禅宗のお寺に行くと玄関や洗面所に「脚下照顧」或いは「照顧脚下」と書かれた紙や札を目にします。

表面的には「履物を揃えなさい」という意味ですね。
履物を揃えて脱げないのは心が乱れている証拠。
公共の場や、お恥ずかしながら、自宅の玄関。
履物が脱ぎ散らかしてあることがよくあります。。

「入船」の形でも揃えてあるのはまだマシな方で、脱いだそのまま、靴やスリッパが前後、裏表になって散乱しているのを目にすることも多々あります。
直しても、直しても少し時間が経てばまた元通り。
いったい、どういう神経をしているのだろう、と腹を立てながらも、無駄だと分かっていても、「出船」の形で揃っていないと気が済まない質(たち)の私はつい直してしまう。

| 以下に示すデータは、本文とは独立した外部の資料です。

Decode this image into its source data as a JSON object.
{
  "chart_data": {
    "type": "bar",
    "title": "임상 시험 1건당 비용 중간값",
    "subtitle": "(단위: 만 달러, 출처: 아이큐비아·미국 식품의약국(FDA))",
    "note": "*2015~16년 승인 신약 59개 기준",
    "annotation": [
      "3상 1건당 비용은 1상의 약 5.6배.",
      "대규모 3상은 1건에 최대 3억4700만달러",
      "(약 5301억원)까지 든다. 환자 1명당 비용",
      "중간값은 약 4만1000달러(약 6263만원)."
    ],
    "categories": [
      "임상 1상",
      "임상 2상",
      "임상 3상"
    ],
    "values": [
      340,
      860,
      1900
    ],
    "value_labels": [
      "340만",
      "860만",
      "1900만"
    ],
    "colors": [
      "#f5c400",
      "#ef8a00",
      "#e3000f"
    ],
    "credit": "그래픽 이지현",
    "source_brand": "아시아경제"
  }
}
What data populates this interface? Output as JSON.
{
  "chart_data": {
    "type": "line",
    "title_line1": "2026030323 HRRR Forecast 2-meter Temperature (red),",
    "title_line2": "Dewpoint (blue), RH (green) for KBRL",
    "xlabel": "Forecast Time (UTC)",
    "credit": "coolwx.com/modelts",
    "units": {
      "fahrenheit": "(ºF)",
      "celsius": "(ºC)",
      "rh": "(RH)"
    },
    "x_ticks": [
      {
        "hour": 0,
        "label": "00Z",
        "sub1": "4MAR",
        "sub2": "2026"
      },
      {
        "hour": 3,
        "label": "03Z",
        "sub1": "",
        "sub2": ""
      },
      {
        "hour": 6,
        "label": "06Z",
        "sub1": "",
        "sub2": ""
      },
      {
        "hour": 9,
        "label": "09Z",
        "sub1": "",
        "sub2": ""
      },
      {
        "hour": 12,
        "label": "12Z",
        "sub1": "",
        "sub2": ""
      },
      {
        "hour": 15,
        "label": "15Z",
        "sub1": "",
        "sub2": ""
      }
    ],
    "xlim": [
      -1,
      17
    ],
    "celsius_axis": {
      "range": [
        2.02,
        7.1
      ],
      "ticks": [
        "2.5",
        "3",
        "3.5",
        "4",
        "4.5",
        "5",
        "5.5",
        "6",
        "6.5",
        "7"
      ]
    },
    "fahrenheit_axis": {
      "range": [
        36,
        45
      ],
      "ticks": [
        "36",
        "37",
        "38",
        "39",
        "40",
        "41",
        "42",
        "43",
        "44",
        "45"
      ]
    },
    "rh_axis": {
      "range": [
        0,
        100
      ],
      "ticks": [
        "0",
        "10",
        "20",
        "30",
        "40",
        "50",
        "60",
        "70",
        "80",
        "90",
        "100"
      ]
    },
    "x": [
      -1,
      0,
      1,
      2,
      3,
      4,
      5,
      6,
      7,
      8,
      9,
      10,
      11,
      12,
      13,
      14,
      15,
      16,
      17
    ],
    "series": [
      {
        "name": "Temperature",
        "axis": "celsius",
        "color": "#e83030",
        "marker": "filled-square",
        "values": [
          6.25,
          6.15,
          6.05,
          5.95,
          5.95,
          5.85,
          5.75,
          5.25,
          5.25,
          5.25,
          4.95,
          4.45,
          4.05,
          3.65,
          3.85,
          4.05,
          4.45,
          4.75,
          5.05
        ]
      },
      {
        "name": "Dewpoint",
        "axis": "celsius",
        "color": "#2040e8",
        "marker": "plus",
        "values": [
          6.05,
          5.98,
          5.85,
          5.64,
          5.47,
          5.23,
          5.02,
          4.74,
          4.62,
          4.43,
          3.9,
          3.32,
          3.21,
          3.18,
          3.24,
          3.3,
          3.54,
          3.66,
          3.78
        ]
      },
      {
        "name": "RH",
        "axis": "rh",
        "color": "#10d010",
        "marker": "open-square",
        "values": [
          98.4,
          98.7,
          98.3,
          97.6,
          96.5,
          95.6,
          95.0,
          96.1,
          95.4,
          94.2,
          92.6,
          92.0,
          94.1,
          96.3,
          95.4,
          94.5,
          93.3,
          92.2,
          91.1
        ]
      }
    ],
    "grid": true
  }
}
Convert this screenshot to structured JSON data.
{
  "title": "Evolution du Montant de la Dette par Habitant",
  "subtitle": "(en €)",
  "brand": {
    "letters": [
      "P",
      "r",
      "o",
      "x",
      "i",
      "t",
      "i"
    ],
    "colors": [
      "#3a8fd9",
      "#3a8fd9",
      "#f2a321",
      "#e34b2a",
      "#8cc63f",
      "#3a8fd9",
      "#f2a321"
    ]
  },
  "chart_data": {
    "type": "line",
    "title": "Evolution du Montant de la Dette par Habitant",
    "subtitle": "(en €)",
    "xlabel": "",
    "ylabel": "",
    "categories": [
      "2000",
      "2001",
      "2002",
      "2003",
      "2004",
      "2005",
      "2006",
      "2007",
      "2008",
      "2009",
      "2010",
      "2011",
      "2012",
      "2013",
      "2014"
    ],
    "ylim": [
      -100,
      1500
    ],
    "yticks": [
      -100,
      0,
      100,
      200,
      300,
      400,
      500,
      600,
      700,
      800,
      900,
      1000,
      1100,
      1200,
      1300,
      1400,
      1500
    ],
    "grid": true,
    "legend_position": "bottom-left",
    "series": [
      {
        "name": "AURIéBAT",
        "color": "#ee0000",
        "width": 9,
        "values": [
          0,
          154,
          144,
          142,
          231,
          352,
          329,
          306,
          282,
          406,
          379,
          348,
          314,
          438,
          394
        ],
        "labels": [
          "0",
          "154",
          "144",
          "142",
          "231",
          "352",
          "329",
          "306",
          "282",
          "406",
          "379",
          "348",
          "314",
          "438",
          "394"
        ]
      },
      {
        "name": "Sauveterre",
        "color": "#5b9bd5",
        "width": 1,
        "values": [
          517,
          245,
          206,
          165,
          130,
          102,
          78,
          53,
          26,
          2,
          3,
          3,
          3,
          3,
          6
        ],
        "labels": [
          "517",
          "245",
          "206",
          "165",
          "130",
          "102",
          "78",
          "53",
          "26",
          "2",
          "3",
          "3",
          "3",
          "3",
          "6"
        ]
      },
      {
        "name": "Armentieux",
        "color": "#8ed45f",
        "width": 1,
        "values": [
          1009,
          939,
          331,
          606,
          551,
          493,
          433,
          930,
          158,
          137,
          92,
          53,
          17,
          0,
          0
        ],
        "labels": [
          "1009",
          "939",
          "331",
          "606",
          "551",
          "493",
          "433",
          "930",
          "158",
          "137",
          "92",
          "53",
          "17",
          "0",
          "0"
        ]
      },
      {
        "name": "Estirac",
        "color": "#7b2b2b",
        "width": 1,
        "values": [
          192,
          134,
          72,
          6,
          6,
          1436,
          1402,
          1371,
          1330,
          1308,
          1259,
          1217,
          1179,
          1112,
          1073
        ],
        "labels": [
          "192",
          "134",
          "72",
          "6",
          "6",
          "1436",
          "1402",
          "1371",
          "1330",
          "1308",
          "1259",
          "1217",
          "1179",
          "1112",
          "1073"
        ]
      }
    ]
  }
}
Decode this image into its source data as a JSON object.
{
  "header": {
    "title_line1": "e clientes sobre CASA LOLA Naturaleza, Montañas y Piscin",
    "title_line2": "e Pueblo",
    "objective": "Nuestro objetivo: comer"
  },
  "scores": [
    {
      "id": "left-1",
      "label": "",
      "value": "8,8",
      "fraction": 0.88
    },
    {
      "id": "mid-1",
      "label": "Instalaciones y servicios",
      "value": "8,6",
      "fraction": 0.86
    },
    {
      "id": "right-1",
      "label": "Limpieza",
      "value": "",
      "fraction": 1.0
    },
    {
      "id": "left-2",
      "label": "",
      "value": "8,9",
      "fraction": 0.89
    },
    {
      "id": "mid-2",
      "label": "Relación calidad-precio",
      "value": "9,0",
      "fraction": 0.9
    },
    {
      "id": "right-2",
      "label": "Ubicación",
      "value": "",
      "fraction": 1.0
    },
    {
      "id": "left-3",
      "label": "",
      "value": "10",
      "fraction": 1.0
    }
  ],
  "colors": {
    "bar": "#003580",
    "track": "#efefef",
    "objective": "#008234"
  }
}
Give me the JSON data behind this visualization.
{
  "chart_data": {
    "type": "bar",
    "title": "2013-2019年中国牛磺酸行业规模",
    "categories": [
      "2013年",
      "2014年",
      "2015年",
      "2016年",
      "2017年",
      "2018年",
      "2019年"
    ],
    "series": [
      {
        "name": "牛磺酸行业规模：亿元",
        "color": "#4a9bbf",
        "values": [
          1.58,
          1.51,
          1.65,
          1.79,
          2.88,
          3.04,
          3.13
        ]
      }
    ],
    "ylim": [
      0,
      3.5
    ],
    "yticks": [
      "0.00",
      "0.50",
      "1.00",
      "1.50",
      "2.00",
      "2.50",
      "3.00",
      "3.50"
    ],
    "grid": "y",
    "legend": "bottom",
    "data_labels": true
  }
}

しかし、この「脚下照顧」という言葉は、単に「履物を揃えましょう」というだけの意味ではないのではないか。
私にはその真の意味は分かりませんが、今のところは「過去を振り返り、将来を見、今、自分がどこにいるのかを観なさい」といった意味ではないかと思っています。
過ぎたことはもうどうすることもできない。
しかし、それを反省し、将来どうなるのかを決めるのは自分の意思次第。
そして、そのために今、自分はどこにいるのか、何をすべきなのか。
足元を照らして見よ。

脱ぎ散らかされた履物を揃えつつ、この言葉の持つ意味を考える日々です。